If a stock you have steadfastly avoided has doubled in price over the past year, you might feel out to lunch. But according to recent research, now is not the time to go chasing after it in the hope of catching a little momentum.
Steve Foerster, professor of finance at Richard Ivey School of Business at the University of Western Ontario, has taken at look at what he calls "doublers" - stocks that have risen 100 per cent in the previous 12 months - and found that they typically underperform "non-doublers" over the following three to four years. The reason may have to do with the idea that fast-rising stocks tend to move beyond underlying fundamentals and start rising because of momentum and exuberance.

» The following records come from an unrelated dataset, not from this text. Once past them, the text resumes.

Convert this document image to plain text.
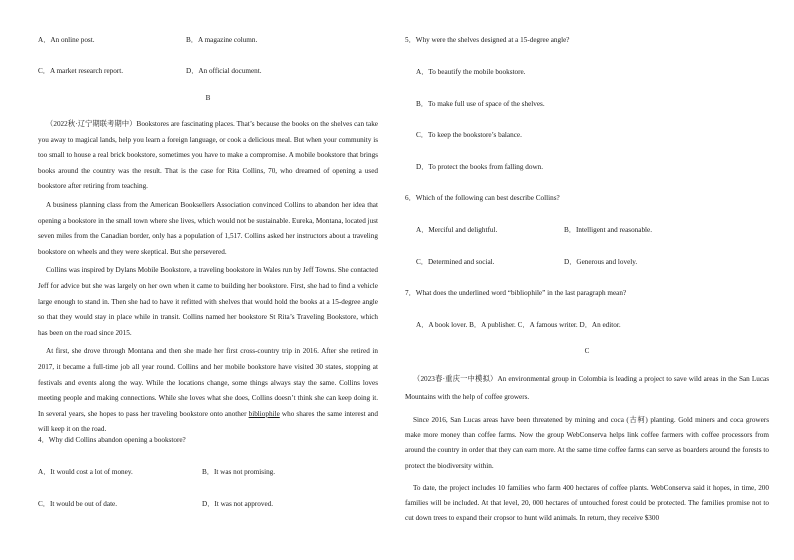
A．An online post.	B．A magazine column.
C．A market research report.	D．An official document.
B

（2022秋·辽宁期联考期中）Bookstores are fascinating places. That’s because the books on the shelves can take you away to magical lands, help you learn a foreign language, or cook a delicious meal. But when your community is too small to house a real brick bookstore, sometimes you have to make a compromise. A mobile bookstore that brings books around the country was the result. That is the case for Rita Collins, 70, who dreamed of opening a used bookstore after retiring from teaching.

A business planning class from the American Booksellers Association convinced Collins to abandon her idea that opening a bookstore in the small town where she lives, which would not be sustainable. Eureka, Montana, located just seven miles from the Canadian border, only has a population of 1,517. Collins asked her instructors about a traveling bookstore on wheels and they were skeptical. But she persevered.

Collins was inspired by Dylans Mobile Bookstore, a traveling bookstore in Wales run by Jeff Towns. She contacted Jeff for advice but she was largely on her own when it came to building her bookstore. First, she had to find a vehicle large enough to stand in. Then she had to have it refitted with shelves that would hold the books at a 15-degree angle so that they would stay in place while in transit. Collins named her bookstore St Rita’s Traveling Bookstore, which has been on the road since 2015.

At first, she drove through Montana and then she made her first cross-country trip in 2016. After she retired in 2017, it became a full-time job all year round. Collins and her mobile bookstore have visited 30 states, stopping at festivals and events along the way. While the locations change, some things always stay the same. Collins loves meeting people and making connections. While she loves what she does, Collins doesn’t think she can keep doing it. In several years, she hopes to pass her traveling bookstore onto another bibliophile who shares the same interest and will keep it on the road.

4．Why did Collins abandon opening a bookstore?
A．It would cost a lot of money.	B．It was not promising.
C．It would be out of date.	D．It was not approved.
5．Why were the shelves designed at a 15-degree angle?
A．To beautify the mobile bookstore.
B．To make full use of space of the shelves.
C．To keep the bookstore’s balance.
D．To protect the books from falling down.
6．Which of the following can best describe Collins?
A．Merciful and delightful.	B．Intelligent and reasonable.
C．Determined and social.	D．Generous and lovely.
7．What does the underlined word “bibliophile” in the last paragraph mean?
A．A book lover. B．A publisher. C．A famous writer. D．An editor.
C

（2023春·重庆一中模拟）An environmental group in Colombia is leading a project to save wild areas in the San Lucas Mountains with the help of coffee growers.

Since 2016, San Lucas areas have been threatened by mining and coca (古柯) planting. Gold miners and coca growers make more money than coffee farms. Now the group WebConserva helps link coffee farmers with coffee processors from around the country in order that they can earn more. At the same time coffee farms can serve as boarders around the forests to protect the biodiversity within.

To date, the project includes 10 families who farm 400 hectares of coffee plants. WebConserva said it hopes, in time, 200 families will be included. At that level, 20, 000 hectares of untouched forest could be protected. The families promise not to cut down trees to expand their cropsor to hunt wild animals. In return, they receive $300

Mr. Foerster looked at the U.S. market - so Peter Gibson, vice chairman at Desjardins Securities, applied the concept to Canadian stocks.
He found that since 1991, investors who jettisoned doublers from a capitalization weighted S&P/TSX composite index would have enjoyed average annual returns of about 14 per cent, versus 12 per cent for the benchmark index. Even better, you would have benefited from lower volatility.
"As a general rule, excluding doubled stocks from a capitalization weighted index tends to produce returns equal to or better than the S&P/TSX composite index with a reasonably consistent performance profile over time," Mr. Gibson said in a note to clients. "The major exception was during the early stages of the dot-com bubble, and perhaps somewhat disconcertingly, the current period."
Indeed, avoiding today's doubler stocks means ignoring Potash Corp. of Saskatchewan Inc., Agrium Inc. and Research In Motion Ltd. - which is no easy feat. Curiously, energy stocks are not doublers and nor is oil. Crude oil has risen 95 per cent over the past year, while even high-flying Petrobank Energy & Resources is up 97 per cent - a steep rise, but not quite a double.